Der WWF fordert die Wiederherstellung eines möglichst naturnahen Wasserhaushaltes am Neusiedler See. Das bedeutet, dass in den immer wiederkehrenden Hochwasserphasen möglichst viel Wasser im See zurückgehalten werden muss, um Vorräte für die ebenso unweigerlich folgenden Dürrezeiten zu bilden. Derzeit wird in nassen Jahren noch immer unnötig viel Wasser aus dem See abgeleitet. Mit dem Wasser fließt auch kostbares Salz davon.
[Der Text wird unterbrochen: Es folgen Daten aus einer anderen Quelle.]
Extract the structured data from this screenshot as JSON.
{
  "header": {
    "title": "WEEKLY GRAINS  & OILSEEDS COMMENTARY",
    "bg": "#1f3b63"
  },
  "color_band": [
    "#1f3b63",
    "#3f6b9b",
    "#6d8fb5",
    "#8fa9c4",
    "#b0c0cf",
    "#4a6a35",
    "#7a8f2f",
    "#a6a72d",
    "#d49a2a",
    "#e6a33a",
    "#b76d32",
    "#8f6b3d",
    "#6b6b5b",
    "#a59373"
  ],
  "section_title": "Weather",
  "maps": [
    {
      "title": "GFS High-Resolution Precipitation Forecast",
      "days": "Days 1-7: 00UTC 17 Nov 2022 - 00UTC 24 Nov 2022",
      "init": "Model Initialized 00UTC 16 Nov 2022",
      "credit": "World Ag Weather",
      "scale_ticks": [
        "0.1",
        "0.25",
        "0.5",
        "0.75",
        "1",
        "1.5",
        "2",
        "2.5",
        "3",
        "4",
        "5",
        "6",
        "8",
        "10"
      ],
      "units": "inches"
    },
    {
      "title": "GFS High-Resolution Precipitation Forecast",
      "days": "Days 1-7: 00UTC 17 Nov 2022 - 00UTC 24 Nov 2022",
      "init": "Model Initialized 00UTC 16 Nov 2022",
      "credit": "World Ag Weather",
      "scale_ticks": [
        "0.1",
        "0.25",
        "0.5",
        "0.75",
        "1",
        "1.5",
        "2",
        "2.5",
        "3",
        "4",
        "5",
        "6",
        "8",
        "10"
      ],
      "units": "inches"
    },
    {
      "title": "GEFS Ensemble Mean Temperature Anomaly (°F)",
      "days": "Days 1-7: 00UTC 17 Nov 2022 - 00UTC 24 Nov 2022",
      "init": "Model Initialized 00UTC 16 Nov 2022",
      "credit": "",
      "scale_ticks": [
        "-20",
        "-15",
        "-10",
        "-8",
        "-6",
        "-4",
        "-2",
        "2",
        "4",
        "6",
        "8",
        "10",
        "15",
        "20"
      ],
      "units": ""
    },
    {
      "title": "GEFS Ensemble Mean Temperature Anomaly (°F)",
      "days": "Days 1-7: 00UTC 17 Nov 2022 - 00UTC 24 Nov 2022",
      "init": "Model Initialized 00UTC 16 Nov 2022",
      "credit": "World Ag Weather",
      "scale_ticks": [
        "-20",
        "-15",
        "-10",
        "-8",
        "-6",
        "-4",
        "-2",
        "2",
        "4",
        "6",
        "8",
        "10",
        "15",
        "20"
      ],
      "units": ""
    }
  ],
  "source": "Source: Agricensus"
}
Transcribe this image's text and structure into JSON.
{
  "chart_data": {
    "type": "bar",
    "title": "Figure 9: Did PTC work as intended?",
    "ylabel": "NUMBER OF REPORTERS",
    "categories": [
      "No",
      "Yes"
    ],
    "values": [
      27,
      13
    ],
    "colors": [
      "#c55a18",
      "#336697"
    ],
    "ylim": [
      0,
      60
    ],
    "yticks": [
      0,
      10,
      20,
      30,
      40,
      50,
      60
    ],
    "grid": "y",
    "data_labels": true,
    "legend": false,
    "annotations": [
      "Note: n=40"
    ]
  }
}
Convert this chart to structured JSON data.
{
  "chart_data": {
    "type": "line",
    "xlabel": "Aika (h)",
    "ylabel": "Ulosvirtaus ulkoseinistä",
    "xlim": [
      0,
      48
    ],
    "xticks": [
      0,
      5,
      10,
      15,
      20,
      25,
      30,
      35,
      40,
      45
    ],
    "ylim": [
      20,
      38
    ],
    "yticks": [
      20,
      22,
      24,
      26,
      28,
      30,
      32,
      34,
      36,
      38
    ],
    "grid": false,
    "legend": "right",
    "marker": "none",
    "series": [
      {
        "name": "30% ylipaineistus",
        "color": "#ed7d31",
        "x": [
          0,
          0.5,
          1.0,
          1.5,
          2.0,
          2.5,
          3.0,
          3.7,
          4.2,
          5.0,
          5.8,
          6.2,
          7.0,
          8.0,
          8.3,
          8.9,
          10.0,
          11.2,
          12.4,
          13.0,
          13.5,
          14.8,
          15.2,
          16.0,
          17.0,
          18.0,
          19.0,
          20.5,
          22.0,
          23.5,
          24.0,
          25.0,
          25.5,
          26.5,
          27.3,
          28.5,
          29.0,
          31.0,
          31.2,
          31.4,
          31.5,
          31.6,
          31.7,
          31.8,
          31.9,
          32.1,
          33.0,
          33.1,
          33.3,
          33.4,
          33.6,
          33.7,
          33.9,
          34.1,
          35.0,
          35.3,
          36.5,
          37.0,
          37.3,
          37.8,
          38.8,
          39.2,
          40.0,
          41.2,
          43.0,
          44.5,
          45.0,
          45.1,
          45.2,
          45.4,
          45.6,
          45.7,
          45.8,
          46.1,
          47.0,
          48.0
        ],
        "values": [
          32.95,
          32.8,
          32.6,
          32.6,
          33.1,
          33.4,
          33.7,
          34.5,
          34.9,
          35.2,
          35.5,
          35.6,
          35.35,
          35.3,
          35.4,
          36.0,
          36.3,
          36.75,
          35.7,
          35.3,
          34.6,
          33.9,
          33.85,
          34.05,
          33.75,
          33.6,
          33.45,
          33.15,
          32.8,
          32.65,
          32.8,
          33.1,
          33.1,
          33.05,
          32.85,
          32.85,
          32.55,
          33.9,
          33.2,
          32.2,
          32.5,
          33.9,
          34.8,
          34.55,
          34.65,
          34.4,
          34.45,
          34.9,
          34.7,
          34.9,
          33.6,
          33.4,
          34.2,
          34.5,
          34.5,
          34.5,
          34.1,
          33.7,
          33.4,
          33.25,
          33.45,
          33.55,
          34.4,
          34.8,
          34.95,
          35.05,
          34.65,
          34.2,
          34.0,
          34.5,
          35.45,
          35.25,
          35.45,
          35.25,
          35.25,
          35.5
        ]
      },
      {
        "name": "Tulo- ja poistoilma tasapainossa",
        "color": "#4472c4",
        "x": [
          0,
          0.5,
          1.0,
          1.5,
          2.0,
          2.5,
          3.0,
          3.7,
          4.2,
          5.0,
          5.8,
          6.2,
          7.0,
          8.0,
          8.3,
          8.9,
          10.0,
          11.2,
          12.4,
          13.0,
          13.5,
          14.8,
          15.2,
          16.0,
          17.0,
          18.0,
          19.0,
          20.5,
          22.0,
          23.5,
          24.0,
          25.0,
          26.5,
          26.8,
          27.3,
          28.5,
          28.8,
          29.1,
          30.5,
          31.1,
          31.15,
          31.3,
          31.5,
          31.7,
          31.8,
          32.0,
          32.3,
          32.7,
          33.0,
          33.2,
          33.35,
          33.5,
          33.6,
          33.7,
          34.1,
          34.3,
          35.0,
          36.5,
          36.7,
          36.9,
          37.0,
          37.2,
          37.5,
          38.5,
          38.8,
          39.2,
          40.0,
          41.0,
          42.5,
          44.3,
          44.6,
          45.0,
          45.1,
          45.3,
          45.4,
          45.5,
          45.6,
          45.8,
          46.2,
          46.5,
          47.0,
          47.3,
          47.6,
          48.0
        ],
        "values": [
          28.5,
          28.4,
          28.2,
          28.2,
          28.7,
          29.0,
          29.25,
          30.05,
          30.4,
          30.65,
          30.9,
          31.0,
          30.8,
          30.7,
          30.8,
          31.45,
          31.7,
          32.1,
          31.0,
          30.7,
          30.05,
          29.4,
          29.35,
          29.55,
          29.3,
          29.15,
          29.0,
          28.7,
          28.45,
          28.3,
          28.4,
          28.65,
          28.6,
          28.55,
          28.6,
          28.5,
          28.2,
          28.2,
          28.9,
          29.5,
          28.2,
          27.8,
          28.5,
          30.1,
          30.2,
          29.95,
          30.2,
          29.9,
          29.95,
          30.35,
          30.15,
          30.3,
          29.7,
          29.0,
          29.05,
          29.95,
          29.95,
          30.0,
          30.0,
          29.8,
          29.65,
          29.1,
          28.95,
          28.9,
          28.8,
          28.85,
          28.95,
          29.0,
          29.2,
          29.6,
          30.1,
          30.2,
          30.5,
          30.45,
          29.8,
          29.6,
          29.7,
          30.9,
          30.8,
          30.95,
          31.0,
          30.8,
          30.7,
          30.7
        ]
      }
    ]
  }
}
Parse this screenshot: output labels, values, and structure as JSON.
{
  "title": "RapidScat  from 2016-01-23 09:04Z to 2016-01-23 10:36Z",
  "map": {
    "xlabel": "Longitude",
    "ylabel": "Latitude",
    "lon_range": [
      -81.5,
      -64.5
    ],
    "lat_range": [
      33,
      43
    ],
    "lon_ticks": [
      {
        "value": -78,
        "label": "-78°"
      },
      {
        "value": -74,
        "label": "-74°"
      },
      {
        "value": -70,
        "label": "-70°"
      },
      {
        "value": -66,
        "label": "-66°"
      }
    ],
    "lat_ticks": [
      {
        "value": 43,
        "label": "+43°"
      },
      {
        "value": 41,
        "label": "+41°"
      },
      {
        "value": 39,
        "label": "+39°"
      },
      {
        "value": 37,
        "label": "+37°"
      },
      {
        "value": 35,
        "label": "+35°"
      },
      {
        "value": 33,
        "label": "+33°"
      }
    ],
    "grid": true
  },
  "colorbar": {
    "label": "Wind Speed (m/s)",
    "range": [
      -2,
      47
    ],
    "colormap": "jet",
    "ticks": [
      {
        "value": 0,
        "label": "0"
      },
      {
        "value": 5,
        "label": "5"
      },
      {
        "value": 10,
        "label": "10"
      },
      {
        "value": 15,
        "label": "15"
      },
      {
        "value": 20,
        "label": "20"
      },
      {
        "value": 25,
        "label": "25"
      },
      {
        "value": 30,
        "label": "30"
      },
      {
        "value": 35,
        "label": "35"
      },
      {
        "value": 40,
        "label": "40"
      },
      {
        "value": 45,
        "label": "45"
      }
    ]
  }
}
Statt Wasser und Salz abzuleiten, sollten alte Überschwemmungsräume im Südosten des Sees wieder angebunden werden, um Hochwässer aufzufangen und insgesamt mehr Wasser im See halten zu können.

Das wäre mit den 90 Millionen Euro, die derzeit für den Bau der Wasserzuleitung aus der Moson-Donau veranschlagt werden, gut möglich. Mit dieser Summe könnten in Ungarn jene ehemaligen Überschwemmungsflächen abgelöst werden, die Anfang des 20. Jahrhunderts abgedämmt wurden und die bis heute als Acker und Weideland genutzt werden. Das stillgelegte Land könnte dem See als Speicherraum zurückgegeben werden. Dadurch könnten insgesamt höhere Wasserstände zugelassen werden. Denn in Zeiten der Klimaerwärmung ist fast mit Sicherheit zu erwarten, dass niedrige Wasser-Pegelstände durch Starkniederschläge plötzlich wieder ansteigen werden.

„Wir sind zu Recht stolz auf unseren Steppensee und dürfen ihn nicht zu einer schlammigen Badewanne degradieren.“  WWF-Experte Bernhard Kohler.

Was ist ein Steppensee?

Steppenseen liegen in Landschaften mit steppenartigem Klima – das heißt mit geringen Niederschlägen, hohen Sommertemperaturen und relativ kalten Wintern. Sie sind oft von geringer Tiefe, meist ohne Abfluss und daher mehr oder weniger salzhaltig. Steppenseen zeigen meist starke Wasserstandsschwankungen. Sie trocknen in extremen Dürreperioden immer wieder aus, füllen sich aber in feuchteren Jahren rasch wieder mit Wasser. Auch der Neusiedler See braucht regelmäßige Trockenphasen.

Der Neusiedler See

  • Ist der westlichste Steppensee Europas.
  • besteht seit über 13.000 Jahren – also seit dem Ende der letzten Eiszeit.